Bronner's ponytailed presence on this mission was like the totemic blessing of a previous counterculture upon a new counterculture. Whereas the earlier counterculture was associated mostly with the kind of cannabis that you smoke, the new one has taken up the cause of the kind of cannabis that can go into food, textiles, particle board, automobile panels, biofuel. It's a throwback to the old days, when George Washington grew hemp and the USS Constitution was outfitted with 60 tons of hempen rigging.


And soap?



Hemp, it turns out, has to do with so, so much.


"It gave the lather an additional smoothness," said Bronner, who put hemp oil in the recipe 10 years ago.


The DEA referred questions about hemp and the protest to the Justice Department, and Justice referred a reporter to its brief in Hauge's case. The government says it is simply enforcing federal drug laws, which do not distinguish among types of the species cannabis sativa. Hauge and another plaintiff lost at the lower federal court level; a ruling on the appeal is pending.

Meanwhile, a handful of state legislatures has approved industrial hemp farming -- but awaits DEA action -- and the National Association of State Departments of Agriculture has endorsed it.

There was a final huddle on the sidewalk near the DEA building. Besides the six with shovels who planned to be arrested, 15 other supporters came with signs and cameras. They passed around the number of a lawyer to call from jail. Hauge started writing it on a card.

No, said an experienced activist dressed in black. "Write it on your skin."




They chose a patch of lush grass outside the entrance to the DEA Museum in Pentagon City. Sure enough, the shiny shovels bent like toys. The protesters bent them back into shape. The farmers showed the others how to dig small trenches. "One to 1 1/2 inches in moderately moist soil," Hauge had advised earlier.

The seeds were packets of hemp crunch -- toasted hemp seeds imported from Canada, a nutritious snack. Thousands went into the ground.



Private security guards and DEA employees gathered around the gardeners, puzzled.


"Do you have a permit?" asked security contractor David Smith.

"That's what we want is a permit from the DEA," said Bronner.

Smith chuckled at their bendy shovels. "Keep digging, fellas," he said, not unkindly. "You'll be going to jail in a minute."

A DEA guy who wouldn't give his name got on his cellphone to a colleague: "They are digging up the grass and planting hemp seeds."




Arlington police officers gave two warnings and moved in.
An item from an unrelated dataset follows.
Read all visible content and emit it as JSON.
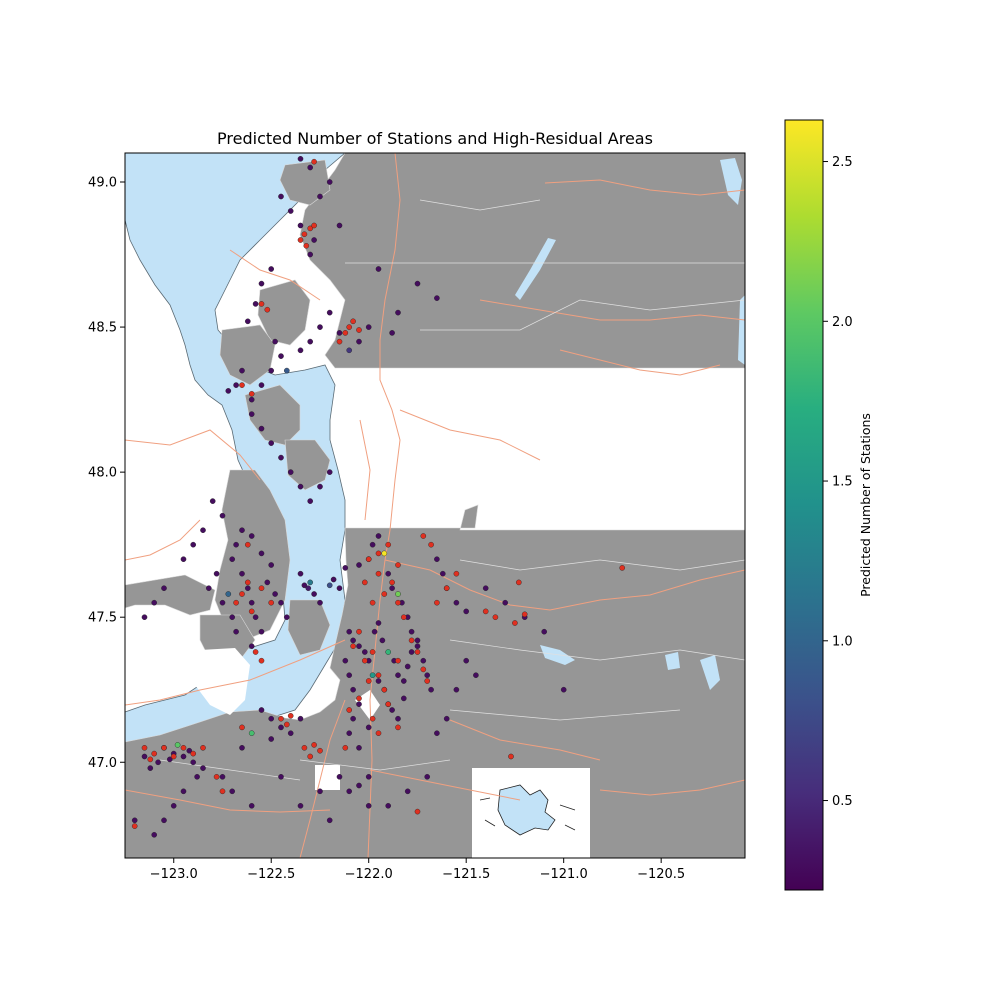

Hauge walked calmly in handcuffs to a squad car escorted by an officer who was sucking on a lollipop. All six were charged with trespassing and have hearings this week. Then Hauge has 400 acres of chickpeas to harvest back in North Dakota.




Inside the DEA Museum was a display of hemp products that could have come straight from the Hemp Pavilion at the Green Festival last weekend in the Washington Convention Center.

"In the 1600s hemp landed in the Americas where it was used to make rope, clothing, paper," the uncritical DEA exhibit said. "Today hemp fibers are used in clothing and jewelry."




The protesters couldn't have said it better.




The six useless shovels were piled in a carton. Would they go on display? "I don't think so," said a DEA officer. "Evidence." He took pictures of the seeds scattered in the grass.

As for the garden -- no hemp will grow there. The toasting process to render the seeds tasty before importation also makes them inert, as required by law. Nobody was about to risk heavy drug-smuggling charges. The symbol was the thing.